The Moura inquiry—which included a leading mining union representative on its board—found that BHP had sent the miners underground knowing that a highly volatile and dangerous situation existed. Yet the inquiry recommended that no charges be laid. This provided a green light to mining companies that they could continue to undermine and ignore workers’ safety with impunity.

The state government has replaced Hopkins with Andrew Clough, who held leading positions in the mining inspectorate but has also worked at senior management levels and for major mining companies such as Peabody, Vale and BHP Billiton.

Anglo American is opposed to even the most minimal safety requirements that may increase operational costs. According to an article in the Australian on July 3, Anglo’s chief executive of metallurgical coal Tyler Mitchelson held a teleconference with Lynham in April in which he pressed the minister to relax recently introduced rules for monitoring methane in coal mines.

Earlier in April, the Queensland mine inspectorate had directed Anglo’s Grosvenor and Grasstree mines to briefly suspend operations until the managements complied with regulations on underground methane monitors.

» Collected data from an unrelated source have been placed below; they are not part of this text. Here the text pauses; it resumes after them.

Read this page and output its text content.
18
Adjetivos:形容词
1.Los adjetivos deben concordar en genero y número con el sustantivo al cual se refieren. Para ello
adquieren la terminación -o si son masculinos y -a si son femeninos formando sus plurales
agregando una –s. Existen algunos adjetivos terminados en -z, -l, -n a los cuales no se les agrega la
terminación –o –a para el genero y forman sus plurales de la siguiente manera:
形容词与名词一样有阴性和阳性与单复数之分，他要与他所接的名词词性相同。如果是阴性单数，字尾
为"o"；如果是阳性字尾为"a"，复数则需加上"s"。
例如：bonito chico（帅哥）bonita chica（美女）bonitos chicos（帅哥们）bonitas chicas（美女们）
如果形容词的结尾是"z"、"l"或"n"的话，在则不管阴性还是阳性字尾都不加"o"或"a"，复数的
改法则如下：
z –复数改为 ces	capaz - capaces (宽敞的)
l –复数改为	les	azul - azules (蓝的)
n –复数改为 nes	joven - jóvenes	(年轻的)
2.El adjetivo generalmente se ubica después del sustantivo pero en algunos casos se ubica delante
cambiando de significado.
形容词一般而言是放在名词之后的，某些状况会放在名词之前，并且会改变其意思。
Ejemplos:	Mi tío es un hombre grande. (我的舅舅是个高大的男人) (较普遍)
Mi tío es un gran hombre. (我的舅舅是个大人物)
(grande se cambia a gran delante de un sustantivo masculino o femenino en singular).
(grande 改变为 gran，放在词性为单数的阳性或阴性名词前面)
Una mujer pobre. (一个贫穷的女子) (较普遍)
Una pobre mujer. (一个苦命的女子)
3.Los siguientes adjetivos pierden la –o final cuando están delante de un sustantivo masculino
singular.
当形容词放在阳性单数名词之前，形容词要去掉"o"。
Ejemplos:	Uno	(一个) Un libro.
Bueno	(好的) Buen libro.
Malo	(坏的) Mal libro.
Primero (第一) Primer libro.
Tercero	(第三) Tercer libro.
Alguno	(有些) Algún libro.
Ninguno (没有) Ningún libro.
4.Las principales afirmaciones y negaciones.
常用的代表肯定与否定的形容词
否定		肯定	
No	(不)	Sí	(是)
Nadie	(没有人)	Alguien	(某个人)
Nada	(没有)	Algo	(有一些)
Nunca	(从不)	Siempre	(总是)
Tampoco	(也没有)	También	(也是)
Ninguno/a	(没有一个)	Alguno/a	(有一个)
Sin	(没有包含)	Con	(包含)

The fact Mitchelson has a direct line to the minister underscores the close relations between the mining companies and the Labor government. With the public spotlight on the string of coal mine fatalities, Lynham denied Michelson’s request. However, the coal chief still complained that his company had not been consulted before the new monitoring requirements, leaving no doubt that Anglo expects to be able to veto any future changes.

Since the May disaster, the mining unions have pointed to the conditions at the Grosvenor Mine, with about 400 workers employed through labour-hire contractor One Key Resource who fear losing their jobs if they make safety complaints.

This situation is rife across the mining sector, facilitated by union-negotiated work contracts. Labour hire and other forms of insecure work now account for close to 65 percent of the Queensland coal mining workforce.

The unions are just as culpable for the rising death and injury toll as the companies and the government. The Construction Forestry Maritime Mining and Energy Union was aware of the hazardous conditions in the Grosvenor Mine, having admitted after the blast that workers had raised concerns about high gas levels, but failed to act to halt production.

The carnage will not end until workers take matters into their own hands and build new organisations of struggle that will vigorously enforce safety and basic conditions. This will form part of the fight to totally re-organise society along socialist lines, so that production is placed under workers’ control to meet social need, not private profit.